How are data sources used in Terraform?

Good examples up there!

The main difference between Terraform data source, resource and variable is :

Resource: Provisioning of resources/infra on our platform. Create, Update and delete!

Variable Provides predefined values as variables on our IAC. Used by resource for provisioning.

Data Source: Fetch values from our infra/provider and and provides data for our resource to provision infra/resource.

Examples are well explained above :)


Data sources provide information about entities that are not managed by the current Terraform configuration.

This may include:

  • Configuration data from Consul
  • Information about the state of manually-configured infrastructure components

In other words, data sources are read-only views into the state of pre-existing components external to our configuration.

Once you have defined a data source, you can use the data elsewhere in your Terraform configuration.

For example, let's suppose we want to create a Terraform configuration for a new AWS EC2 instance. We want to use an AMI image which were created and uploaded by a Jenkins job using the AWS CLI, and not managed by Terraform. As part of the configuration for our Jenkins job, this AMI image will always have a name with the prefix app-.

In this case, we can use the aws_ami data source to obtain information about the most recent AMI image that has the name prefix app-.

data "aws_ami" "app_ami" {
  most_recent = true
  filter {
    name   = "name"
    values = ["app-*"]
  }
}

Data sources export attributes, just like resources do. We can interpolate these attributes using the syntax data.TYPE.NAME.ATTR. In our example, we can interpolate the value of the AMI ID as data.aws_ami.app_ami.id, and pass it as the ami argument for our aws_instance resource.

resource "aws_instance" "app" {
  ami           = "${data.aws_ami.app_ami.id}"
  instance_type = "t2.micro"
}

Data sources are most powerful when retrieving information about dynamic entities - those whose properties change value often. For example, the next time Terraform fetches data for our aws_ami data source, the value of the exported attributes may be different (we might have built and pushed a new AMI).

Variables are used for static values, those that rarely changes, such as your access and secret keys, or a standard list of sudoers for your servers.


Data sources can be used for a number of reasons; but their goal is to do something and then give you data.

Let's take the example from their documentation:

# Find the latest available AMI that is tagged with Component = web
data "aws_ami" "web" {
  filter {
    name   = "state"
    values = ["available"]
  }

  filter {
    name   = "tag:Component"
    values = ["web"]
  }

  most_recent = true
}

This uses the aws_ami data source - this is different than a resource!

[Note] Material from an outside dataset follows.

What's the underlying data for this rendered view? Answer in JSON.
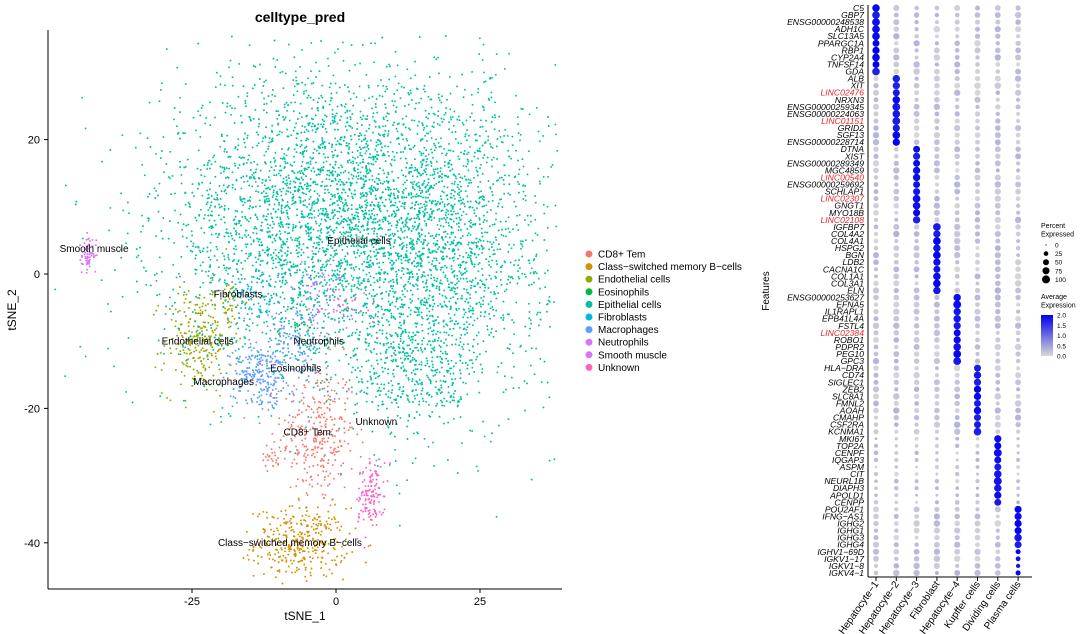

It will instead just give you information, and not create anything. This example in particular will call out to the describe-images AWS API call, pass in a few --filter options as specified, and return an object that you can get information from - take a look at these attributes!

  • name
  • owner_id
  • description
  • image_id

... The list goes on. This is really useful if I were, let's say - always wanting to pull the latest AMI matching some tags, and keep a launch configuration up to date with it. I could use this data provider rather than always have to update a variable or hard-code the ID.

Data source can be used for other reasons as well; one of my favorites is the template provider.

Good luck!